Monday, 10 January 2011

On the burning of books

So, they are burning books in China - again.This time it's counterfeit ones, but the story stirred something in my memory: I managed to mention the Burning of the Books in my first book, giving it a spurious air of scholarship and erudition - spurious because, in those pre-Wikipedia days, it would have been too time-consuming to find out more.

Back in the days of the Qin Dynasty, between 213 and 206 BC, books were burnt because the ideas in them had (it was believed) to be suppressed. Now they are burnt to take the copies out of circulation so that real copies might thrive, and pour encourager les autres. Alarmingly, the second part of the Qin Dynasty policy's name is the Burying of the Scholars: I haven't heard of the Burying of the Counterfeiters yet, but who knows what might be on the agenda at the US Department of Commerce - at whose behest, I have little doubt, China is doing at least some of this book-burning (and its modern equivalent, CD burning, though that phrase already has a somewhat different meaning).

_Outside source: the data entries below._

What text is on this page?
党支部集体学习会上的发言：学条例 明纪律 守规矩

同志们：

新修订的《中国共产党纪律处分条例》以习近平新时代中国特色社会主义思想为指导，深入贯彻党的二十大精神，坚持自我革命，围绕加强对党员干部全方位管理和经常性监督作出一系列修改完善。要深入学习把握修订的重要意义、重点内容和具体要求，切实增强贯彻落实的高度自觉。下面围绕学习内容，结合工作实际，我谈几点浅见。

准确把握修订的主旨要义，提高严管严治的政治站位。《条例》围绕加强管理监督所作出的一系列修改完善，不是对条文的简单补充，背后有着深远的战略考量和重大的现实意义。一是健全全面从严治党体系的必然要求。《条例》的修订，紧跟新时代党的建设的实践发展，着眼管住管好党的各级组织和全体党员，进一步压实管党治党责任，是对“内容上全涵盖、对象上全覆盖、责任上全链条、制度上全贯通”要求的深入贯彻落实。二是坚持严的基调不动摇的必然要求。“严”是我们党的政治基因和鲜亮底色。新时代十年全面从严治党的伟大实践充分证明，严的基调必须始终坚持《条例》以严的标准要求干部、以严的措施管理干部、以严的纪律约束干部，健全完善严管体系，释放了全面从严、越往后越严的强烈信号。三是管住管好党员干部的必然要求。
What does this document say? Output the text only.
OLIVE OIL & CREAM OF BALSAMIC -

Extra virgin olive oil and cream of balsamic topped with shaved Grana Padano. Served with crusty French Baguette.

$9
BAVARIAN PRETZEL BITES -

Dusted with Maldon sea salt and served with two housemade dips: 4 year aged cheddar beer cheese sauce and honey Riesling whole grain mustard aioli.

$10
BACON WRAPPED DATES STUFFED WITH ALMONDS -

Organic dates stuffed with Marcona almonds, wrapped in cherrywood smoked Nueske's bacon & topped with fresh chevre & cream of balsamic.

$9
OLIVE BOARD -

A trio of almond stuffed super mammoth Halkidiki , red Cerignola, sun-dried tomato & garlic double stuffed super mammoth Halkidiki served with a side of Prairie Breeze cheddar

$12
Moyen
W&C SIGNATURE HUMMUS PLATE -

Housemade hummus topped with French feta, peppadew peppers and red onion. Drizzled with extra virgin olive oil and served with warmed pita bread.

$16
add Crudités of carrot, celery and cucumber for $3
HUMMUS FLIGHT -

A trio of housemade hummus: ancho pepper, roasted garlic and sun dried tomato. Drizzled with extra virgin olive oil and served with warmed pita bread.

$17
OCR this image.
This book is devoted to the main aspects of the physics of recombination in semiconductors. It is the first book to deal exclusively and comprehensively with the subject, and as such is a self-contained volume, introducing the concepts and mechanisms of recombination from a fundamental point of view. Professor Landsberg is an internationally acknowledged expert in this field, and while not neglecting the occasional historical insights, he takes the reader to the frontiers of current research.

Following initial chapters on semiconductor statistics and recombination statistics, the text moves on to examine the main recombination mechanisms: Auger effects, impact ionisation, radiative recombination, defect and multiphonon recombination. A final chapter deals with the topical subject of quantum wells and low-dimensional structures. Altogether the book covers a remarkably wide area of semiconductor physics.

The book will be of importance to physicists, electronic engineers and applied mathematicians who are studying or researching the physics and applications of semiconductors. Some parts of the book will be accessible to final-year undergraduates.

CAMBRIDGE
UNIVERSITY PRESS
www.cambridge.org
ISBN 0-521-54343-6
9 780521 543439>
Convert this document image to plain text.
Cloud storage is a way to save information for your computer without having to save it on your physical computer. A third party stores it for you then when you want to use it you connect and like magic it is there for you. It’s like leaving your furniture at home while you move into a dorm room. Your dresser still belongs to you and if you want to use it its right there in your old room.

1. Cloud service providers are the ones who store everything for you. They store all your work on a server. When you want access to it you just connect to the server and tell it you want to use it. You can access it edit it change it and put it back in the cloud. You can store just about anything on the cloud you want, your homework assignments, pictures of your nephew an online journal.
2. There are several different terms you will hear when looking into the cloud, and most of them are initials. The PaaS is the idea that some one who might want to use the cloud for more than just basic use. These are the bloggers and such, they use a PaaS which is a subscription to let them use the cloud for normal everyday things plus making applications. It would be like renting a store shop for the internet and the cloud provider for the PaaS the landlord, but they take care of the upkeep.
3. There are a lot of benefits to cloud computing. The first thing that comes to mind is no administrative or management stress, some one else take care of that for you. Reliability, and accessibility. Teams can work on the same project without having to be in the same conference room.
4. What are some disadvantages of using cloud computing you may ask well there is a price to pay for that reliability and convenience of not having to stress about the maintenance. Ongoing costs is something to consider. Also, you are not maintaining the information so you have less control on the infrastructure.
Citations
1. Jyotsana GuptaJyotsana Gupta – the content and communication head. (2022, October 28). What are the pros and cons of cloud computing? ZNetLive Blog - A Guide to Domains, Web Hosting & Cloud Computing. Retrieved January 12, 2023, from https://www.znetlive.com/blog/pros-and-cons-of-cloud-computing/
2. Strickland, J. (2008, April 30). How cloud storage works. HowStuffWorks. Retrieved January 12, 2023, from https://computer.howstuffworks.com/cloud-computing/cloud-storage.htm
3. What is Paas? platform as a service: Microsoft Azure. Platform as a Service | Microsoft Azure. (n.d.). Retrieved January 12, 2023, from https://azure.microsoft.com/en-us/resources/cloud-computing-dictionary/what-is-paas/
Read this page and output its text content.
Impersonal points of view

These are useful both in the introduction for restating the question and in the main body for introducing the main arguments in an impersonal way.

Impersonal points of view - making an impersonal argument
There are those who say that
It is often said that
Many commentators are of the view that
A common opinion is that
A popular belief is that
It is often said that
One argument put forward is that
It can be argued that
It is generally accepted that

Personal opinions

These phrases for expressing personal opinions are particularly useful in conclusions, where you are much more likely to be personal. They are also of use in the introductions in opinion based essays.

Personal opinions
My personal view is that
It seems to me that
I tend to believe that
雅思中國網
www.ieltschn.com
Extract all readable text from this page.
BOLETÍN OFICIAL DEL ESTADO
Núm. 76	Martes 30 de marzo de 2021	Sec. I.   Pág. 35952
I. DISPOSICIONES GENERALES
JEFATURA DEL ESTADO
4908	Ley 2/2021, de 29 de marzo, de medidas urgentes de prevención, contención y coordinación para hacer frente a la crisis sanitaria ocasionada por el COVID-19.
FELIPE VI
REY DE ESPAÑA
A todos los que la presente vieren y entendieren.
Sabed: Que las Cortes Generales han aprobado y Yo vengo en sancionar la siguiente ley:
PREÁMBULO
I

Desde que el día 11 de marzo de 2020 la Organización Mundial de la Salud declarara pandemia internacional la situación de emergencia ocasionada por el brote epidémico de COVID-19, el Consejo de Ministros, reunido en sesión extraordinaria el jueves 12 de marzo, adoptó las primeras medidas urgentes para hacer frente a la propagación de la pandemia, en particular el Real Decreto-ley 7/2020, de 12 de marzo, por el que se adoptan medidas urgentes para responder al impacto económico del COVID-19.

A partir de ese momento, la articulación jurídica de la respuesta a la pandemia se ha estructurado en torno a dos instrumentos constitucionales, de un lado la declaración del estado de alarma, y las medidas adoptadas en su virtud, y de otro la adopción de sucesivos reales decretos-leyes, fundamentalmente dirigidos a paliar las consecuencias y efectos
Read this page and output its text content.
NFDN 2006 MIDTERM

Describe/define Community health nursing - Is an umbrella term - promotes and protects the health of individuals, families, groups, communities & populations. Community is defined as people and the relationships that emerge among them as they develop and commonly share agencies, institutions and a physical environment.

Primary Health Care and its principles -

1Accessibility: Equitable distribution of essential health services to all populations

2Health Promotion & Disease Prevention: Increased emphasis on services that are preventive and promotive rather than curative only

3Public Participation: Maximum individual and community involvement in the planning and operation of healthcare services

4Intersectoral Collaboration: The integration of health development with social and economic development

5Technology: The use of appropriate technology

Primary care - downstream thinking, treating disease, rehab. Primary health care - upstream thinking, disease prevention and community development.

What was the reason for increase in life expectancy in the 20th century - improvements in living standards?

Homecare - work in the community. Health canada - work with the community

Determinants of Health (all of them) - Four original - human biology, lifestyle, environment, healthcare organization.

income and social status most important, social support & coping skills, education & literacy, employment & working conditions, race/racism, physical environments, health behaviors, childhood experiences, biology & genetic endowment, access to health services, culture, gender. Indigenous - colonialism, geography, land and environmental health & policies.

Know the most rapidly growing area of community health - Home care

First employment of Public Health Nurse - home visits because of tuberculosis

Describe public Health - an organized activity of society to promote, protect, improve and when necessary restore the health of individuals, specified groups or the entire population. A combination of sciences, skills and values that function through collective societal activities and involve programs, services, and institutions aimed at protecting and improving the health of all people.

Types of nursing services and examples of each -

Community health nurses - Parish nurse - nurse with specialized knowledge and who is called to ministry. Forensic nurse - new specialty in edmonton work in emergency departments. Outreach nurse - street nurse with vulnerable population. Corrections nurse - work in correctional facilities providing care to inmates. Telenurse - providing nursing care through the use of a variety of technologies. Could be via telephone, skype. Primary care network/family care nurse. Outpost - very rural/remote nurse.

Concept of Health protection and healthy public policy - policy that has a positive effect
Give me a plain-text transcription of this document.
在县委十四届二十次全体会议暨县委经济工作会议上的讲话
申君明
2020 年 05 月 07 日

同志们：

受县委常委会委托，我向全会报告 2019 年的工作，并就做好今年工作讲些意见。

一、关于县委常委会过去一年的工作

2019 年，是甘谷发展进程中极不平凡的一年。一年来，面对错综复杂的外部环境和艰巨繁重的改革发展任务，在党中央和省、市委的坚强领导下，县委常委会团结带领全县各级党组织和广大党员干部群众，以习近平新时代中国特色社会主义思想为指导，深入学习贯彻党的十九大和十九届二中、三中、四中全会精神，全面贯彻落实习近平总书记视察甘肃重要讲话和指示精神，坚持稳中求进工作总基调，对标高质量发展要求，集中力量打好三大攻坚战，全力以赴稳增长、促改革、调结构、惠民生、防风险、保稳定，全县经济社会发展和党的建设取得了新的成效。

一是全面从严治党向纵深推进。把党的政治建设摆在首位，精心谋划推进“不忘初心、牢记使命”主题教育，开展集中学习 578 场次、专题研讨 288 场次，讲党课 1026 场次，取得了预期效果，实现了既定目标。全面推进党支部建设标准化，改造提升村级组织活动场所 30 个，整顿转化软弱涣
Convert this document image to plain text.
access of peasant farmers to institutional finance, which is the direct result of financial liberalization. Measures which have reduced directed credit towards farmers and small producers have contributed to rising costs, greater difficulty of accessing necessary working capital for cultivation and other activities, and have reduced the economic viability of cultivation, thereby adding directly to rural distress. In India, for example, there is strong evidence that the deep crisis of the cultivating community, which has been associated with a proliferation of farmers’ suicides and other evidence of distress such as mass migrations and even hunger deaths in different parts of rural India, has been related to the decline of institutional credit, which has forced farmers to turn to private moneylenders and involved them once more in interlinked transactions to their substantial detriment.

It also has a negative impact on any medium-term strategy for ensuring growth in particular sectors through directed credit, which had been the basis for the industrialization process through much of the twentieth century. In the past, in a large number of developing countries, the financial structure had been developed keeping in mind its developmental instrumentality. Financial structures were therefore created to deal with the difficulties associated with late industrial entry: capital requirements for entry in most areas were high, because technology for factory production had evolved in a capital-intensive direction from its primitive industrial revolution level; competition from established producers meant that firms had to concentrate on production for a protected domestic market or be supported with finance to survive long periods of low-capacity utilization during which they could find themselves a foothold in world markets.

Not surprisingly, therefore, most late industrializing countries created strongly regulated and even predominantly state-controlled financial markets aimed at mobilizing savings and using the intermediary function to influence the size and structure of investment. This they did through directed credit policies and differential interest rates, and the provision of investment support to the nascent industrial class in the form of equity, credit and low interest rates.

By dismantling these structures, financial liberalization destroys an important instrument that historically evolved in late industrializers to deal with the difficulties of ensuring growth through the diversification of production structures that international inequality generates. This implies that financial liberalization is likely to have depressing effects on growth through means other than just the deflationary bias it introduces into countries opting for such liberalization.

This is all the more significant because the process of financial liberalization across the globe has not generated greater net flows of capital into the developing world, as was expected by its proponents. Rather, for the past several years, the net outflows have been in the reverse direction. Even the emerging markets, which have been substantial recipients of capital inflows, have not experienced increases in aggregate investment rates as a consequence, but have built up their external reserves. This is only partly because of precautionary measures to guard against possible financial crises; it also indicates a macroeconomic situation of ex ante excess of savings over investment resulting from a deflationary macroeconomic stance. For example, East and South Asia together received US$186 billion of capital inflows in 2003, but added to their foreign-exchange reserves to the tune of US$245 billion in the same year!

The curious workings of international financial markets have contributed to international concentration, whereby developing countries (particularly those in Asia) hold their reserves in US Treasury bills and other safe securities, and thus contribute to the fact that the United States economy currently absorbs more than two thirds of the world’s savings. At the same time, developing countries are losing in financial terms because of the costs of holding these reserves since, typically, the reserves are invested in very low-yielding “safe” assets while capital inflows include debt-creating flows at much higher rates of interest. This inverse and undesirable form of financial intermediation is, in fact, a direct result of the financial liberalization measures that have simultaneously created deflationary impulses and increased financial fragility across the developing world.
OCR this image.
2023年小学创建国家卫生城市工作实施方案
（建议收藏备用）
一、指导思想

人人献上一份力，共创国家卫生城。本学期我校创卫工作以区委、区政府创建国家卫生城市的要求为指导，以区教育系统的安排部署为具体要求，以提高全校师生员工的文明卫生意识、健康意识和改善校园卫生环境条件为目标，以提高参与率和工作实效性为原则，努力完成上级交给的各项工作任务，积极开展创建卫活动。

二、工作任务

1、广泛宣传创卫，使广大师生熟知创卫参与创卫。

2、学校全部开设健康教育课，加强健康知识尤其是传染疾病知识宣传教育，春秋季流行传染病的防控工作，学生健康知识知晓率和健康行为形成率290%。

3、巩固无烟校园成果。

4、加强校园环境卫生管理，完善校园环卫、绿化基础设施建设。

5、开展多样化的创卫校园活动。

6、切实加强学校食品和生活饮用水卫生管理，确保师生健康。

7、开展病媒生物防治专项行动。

A friend who writes English as a Foreign Language books once told me that if he had only a fraction of a penny for each illicit copy of his books that is circulating in China, he would be a very rich man. But I have a suspicion that the beneficiaries of this official biblioclasm (or libricide) are likely to be multinational publishers rather than hard-up authors (not that the friend I mentioned ever seemed hard-up). There's something deeply disturbing about the idea of burning books, whatever the motives - it isn't likely to lead to greater respect for books in general.